Like Chekhov, Carver refused to romanticize the pain, compromise, and deprivation of the working poor, the life Chekhov described as “the prosaic struggle for existence which takes away the joy of life and drags one into apathy.” Like Chekhov, he wrote about the mundane, often desperate lives of his fellow men and gave them a sort of immortality in his stories.
One of the qualities that draws me most to Carver’s stories is this pervading sense of secret lives about to be revealed. It is almost startling to read some of his opening lines: “Sandy’s husband had been on the sofa ever since he’d been terminated three months ago.” (Preservation); “I had a job and Patti didn’t.” (Vitamins); “J. P. and I are on the front porch at Frank Martin’s drying-out facility.” (Where I’m Calling From); “This blind man, an old friend of my wife’s, he was on his way to spend the night.” (Cathedral)
Already, in the simplicity and directness of these first lines – all from Cathedral – there is a sense of crisis (impending or just past), failures, prejudices, and limitations about to be acknowledged. Secrets about to be revealed. And we know that the secrets are not just about the characters, they are about Carver himself, beneath a thin, almost transparent, veneer of fiction.

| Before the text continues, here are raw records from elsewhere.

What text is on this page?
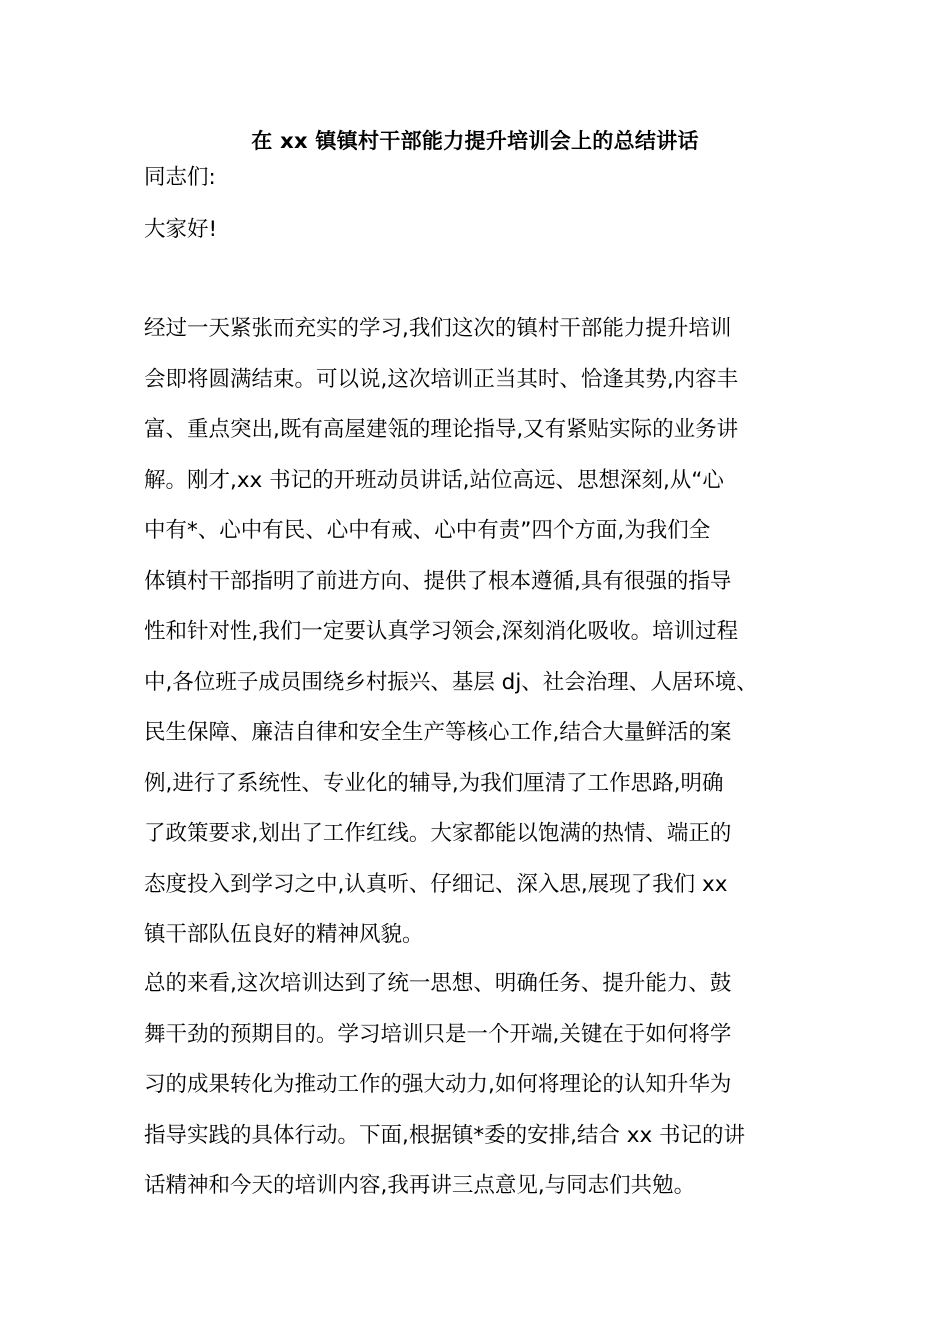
在 xx 镇镇村干部能力提升培训会上的总结讲话

同志们:

大家好!

经过一天紧张而充实的学习,我们这次的镇村干部能力提升培训
会即将圆满结束。可以说,这次培训正当其时、恰逢其势,内容丰
富、重点突出,既有高屋建瓴的理论指导,又有紧贴实际的业务讲
解。刚才,xx 书记的开班动员讲话,站位高远、思想深刻,从“心
中有*、心中有民、心中有戒、心中有责”四个方面,为我们全
体镇村干部指明了前进方向、提供了根本遵循,具有很强的指导
性和针对性,我们一定要认真学习领会,深刻消化吸收。培训过程
中,各位班子成员围绕乡村振兴、基层 dj、社会治理、人居环境、
民生保障、廉洁自律和安全生产等核心工作,结合大量鲜活的案
例,进行了系统性、专业化的辅导,为我们厘清了工作思路,明确
了政策要求,划出了工作红线。大家都能以饱满的热情、端正的
态度投入到学习之中,认真听、仔细记、深入思,展现了我们 xx
镇干部队伍良好的精神风貌。

总的来看,这次培训达到了统一思想、明确任务、提升能力、鼓
舞干劲的预期目的。学习培训只是一个开端,关键在于如何将学
习的成果转化为推动工作的强大动力,如何将理论的认知升华为
指导实践的具体行动。下面,根据镇*委的安排,结合 xx 书记的讲
话精神和今天的培训内容,我再讲三点意见,与同志们共勉。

There is nothing, the reader quickly gathers, no truth Carver won’t tell us, if we just ride out the story.
In a poem called “Sunday Night” from A New Path to the Waterfall, Carver says:
“Make use of the things around you/ . . . . Put it all in,/Make use.”
Carver made use of every part of his life, cutting out pieces and offering them up, bits of bloody flesh, for the sake of his writing. Because he was “willing to tell everything,” on both himself and those who shared in or were victimized by his struggles, we have the stories and poetry that help us to see ourselves better.